Iraq is the second-biggest crude producer in the OPEC oil cartel, and typically exports around 3.5 million barrels per day. Its draft 2020 budget was based on a projected price of $56 per barrel.

With prices slashed, Iraq’s net income would drop 65 percent in 2020 compared to last year, incurring a monthly deficit of $4 billion just to pay salaries and keep the government running.

“In the current crisis, Iraq’s oil revenues will struggle to break $2.5 billion per month,” said Birol, appealing to Iraqi officials to find “urgent solutions.”

That projection was based on a price of $30 per barrel before the latest drop, making it a bullish outlook.

Top officials told AFP the finance and oil ministries, Central Bank of Iraq (CBI) and state-owned banks were exploring ways to trim costs and find financing.

“There is some anxiety, but it’s not acute,” CBI governor Ali Allaq told AFP.

“Oil prices will not stay at this level. We don’t expect them to go up a lot, but enough to secure the required amount,” he said.

– Bloated budget –

Still, Allaq said, officials were closely reviewing the 2020 draft budget, one of Iraq’s largest ever at around 164 trillion Iraqi dinar, or about $137 billion.

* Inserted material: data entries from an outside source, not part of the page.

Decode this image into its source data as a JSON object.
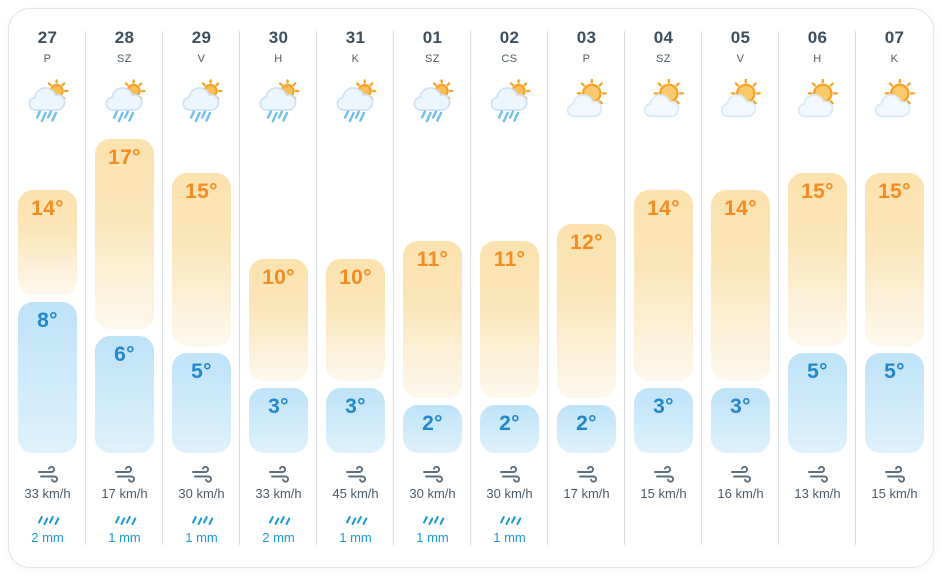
{
  "widget": "twelve-day-weather-forecast",
  "units": {
    "temperature": "°",
    "wind": "km/h",
    "precipitation": "mm"
  },
  "colors": {
    "high_bar": "#fbe2ae",
    "high_text": "#f68b1f",
    "low_bar": "#bfe2f7",
    "low_text": "#2287cb",
    "day_text": "#3d4e5c",
    "wind_text": "#4b5a67",
    "precip_accent": "#199ad6",
    "divider": "#d9dee2"
  },
  "days": [
    {
      "date": "27",
      "day": "P",
      "icon": "rain-sun",
      "high": 14,
      "high_label": "14°",
      "low": 8,
      "low_label": "8°",
      "wind_kmh": 33,
      "wind_label": "33 km/h",
      "precip_mm": 2,
      "precip_label": "2 mm"
    },
    {
      "date": "28",
      "day": "SZ",
      "icon": "rain-sun",
      "high": 17,
      "high_label": "17°",
      "low": 6,
      "low_label": "6°",
      "wind_kmh": 17,
      "wind_label": "17 km/h",
      "precip_mm": 1,
      "precip_label": "1 mm"
    },
    {
      "date": "29",
      "day": "V",
      "icon": "rain-sun",
      "high": 15,
      "high_label": "15°",
      "low": 5,
      "low_label": "5°",
      "wind_kmh": 30,
      "wind_label": "30 km/h",
      "precip_mm": 1,
      "precip_label": "1 mm"
    },
    {
      "date": "30",
      "day": "H",
      "icon": "rain-sun",
      "high": 10,
      "high_label": "10°",
      "low": 3,
      "low_label": "3°",
      "wind_kmh": 33,
      "wind_label": "33 km/h",
      "precip_mm": 2,
      "precip_label": "2 mm"
    },
    {
      "date": "31",
      "day": "K",
      "icon": "rain-sun",
      "high": 10,
      "high_label": "10°",
      "low": 3,
      "low_label": "3°",
      "wind_kmh": 45,
      "wind_label": "45 km/h",
      "precip_mm": 1,
      "precip_label": "1 mm"
    },
    {
      "date": "01",
      "day": "SZ",
      "icon": "rain-sun",
      "high": 11,
      "high_label": "11°",
      "low": 2,
      "low_label": "2°",
      "wind_kmh": 30,
      "wind_label": "30 km/h",
      "precip_mm": 1,
      "precip_label": "1 mm"
    },
    {
      "date": "02",
      "day": "CS",
      "icon": "rain-sun",
      "high": 11,
      "high_label": "11°",
      "low": 2,
      "low_label": "2°",
      "wind_kmh": 30,
      "wind_label": "30 km/h",
      "precip_mm": 1,
      "precip_label": "1 mm"
    },
    {
      "date": "03",
      "day": "P",
      "icon": "sun-cloud",
      "high": 12,
      "high_label": "12°",
      "low": 2,
      "low_label": "2°",
      "wind_kmh": 17,
      "wind_label": "17 km/h",
      "precip_mm": null,
      "precip_label": null
    },
    {
      "date": "04",
      "day": "SZ",
      "icon": "sun-cloud",
      "high": 14,
      "high_label": "14°",
      "low": 3,
      "low_label": "3°",
      "wind_kmh": 15,
      "wind_label": "15 km/h",
      "precip_mm": null,
      "precip_label": null
    },
    {
      "date": "05",
      "day": "V",
      "icon": "sun-cloud",
      "high": 14,
      "high_label": "14°",
      "low": 3,
      "low_label": "3°",
      "wind_kmh": 16,
      "wind_label": "16 km/h",
      "precip_mm": null,
      "precip_label": null
    },
    {
      "date": "06",
      "day": "H",
      "icon": "sun-cloud",
      "high": 15,
      "high_label": "15°",
      "low": 5,
      "low_label": "5°",
      "wind_kmh": 13,
      "wind_label": "13 km/h",
      "precip_mm": null,
      "precip_label": null
    },
    {
      "date": "07",
      "day": "K",
      "icon": "sun-cloud",
      "high": 15,
      "high_label": "15°",
      "low": 5,
      "low_label": "5°",
      "wind_kmh": 15,
      "wind_label": "15 km/h",
      "precip_mm": null,
      "precip_label": null
    }
  ]
}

More than 75 percent had been set aside for salaries and other running costs, with the rest spent on capital investments.

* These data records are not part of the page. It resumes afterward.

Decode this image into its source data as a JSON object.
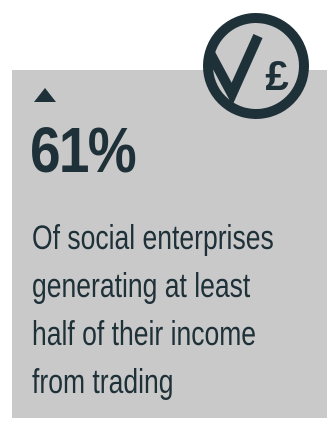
{
  "statistic": {
    "direction": "up",
    "value": "61%",
    "description_lines": [
      "Of social enterprises",
      "generating at least",
      "half of their income",
      "from trading"
    ]
  },
  "badge": {
    "icon": "tick-pound-icon",
    "symbol": "£"
  },
  "colors": {
    "background": "#ffffff",
    "card": "#c9c9c9",
    "ink": "#1e3038"
  }
}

Salaries jumped from $36 billion in 2019 to $47 billion for 2020, after 500,000 new employees were hired to appease months of anti-government rallies.

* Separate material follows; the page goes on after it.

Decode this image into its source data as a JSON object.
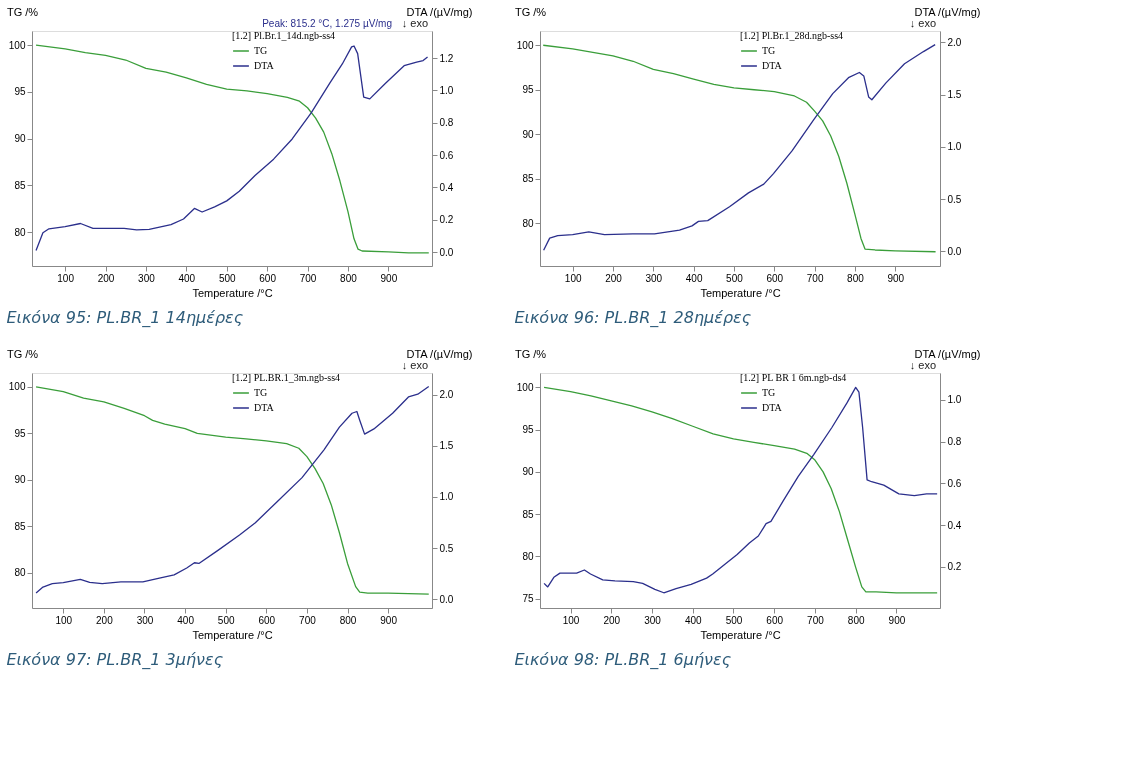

The government employs about four million Iraqis, and pays pensions to three million and social welfare to another one million.

“Based on our preliminary indications, we will be able to cover the external debt and the salaries,” Allaq said, while trimming subsidies and services that were not “economically efficient.”

But slashing any benefits at a time of a global economic contraction could send more people back into the streets.

Other options include recapturing “trillions” of dinar from accounts in state-owned banks where ministries had stashed years of surplus funds, as well as issuing bonds to the public and rescheduling internal debt payments, Allaq said.

New talks were also underway with the International Monetary Fund, but with an unpassed budget and no new government, they may not go far, he told AFP.

The government has no plans to devalue the currency, take out new external loans or halt payments to international oil companies, which amount to about $1 billion per month.

Allaq was hopeful that the pressures could push the government to introduce long-awaited financial reforms.

“What doesn’t kill you makes you stronger,” he said.

– ‘Head in the sand’ –

Some officials acknowledge privately that they do not share Allaq’s optimism.

One senior Iraqi adviser described the situation as a “dangerous crisis.”

Another said it would be impossible to trim the budget in a country ranked by Transparency International as the 16th most corrupt in the world.

“Some ministers are against cuts because it would hack at their patronage networks,” the adviser said.

The official added that the government was assuming oil prices would normalise within two months, a forecast not shared by the IEA.

“Sticking your head in the sand is not a policy,” said Ahmed Tabaqchali of the Iraq-based Institute of Regional and International Studies.

Although Iraq faced price crashes in 2014 and 2016, it did not see the current drastic drop in global demand — particularly from virus-hit China, Iraq’s main importer.

And leaning on the international community is less viable than in 2014, when world powers were keen to help Iraq fight the Islamic State group.

Iraq may have to dip into reserves worth about $60 billion to cover the deficit, Tabaqchali said, but would inevitably have to slash salaries and perhaps even borrow internationally.

Even if markets eventually stabilise, Iraqi crude would struggle to compete with the glut produced by Saudi Arabia.

“There are painful readjustments that we need to do now, not for our grandchildren and people that you cannot see,” said Tabaqchali.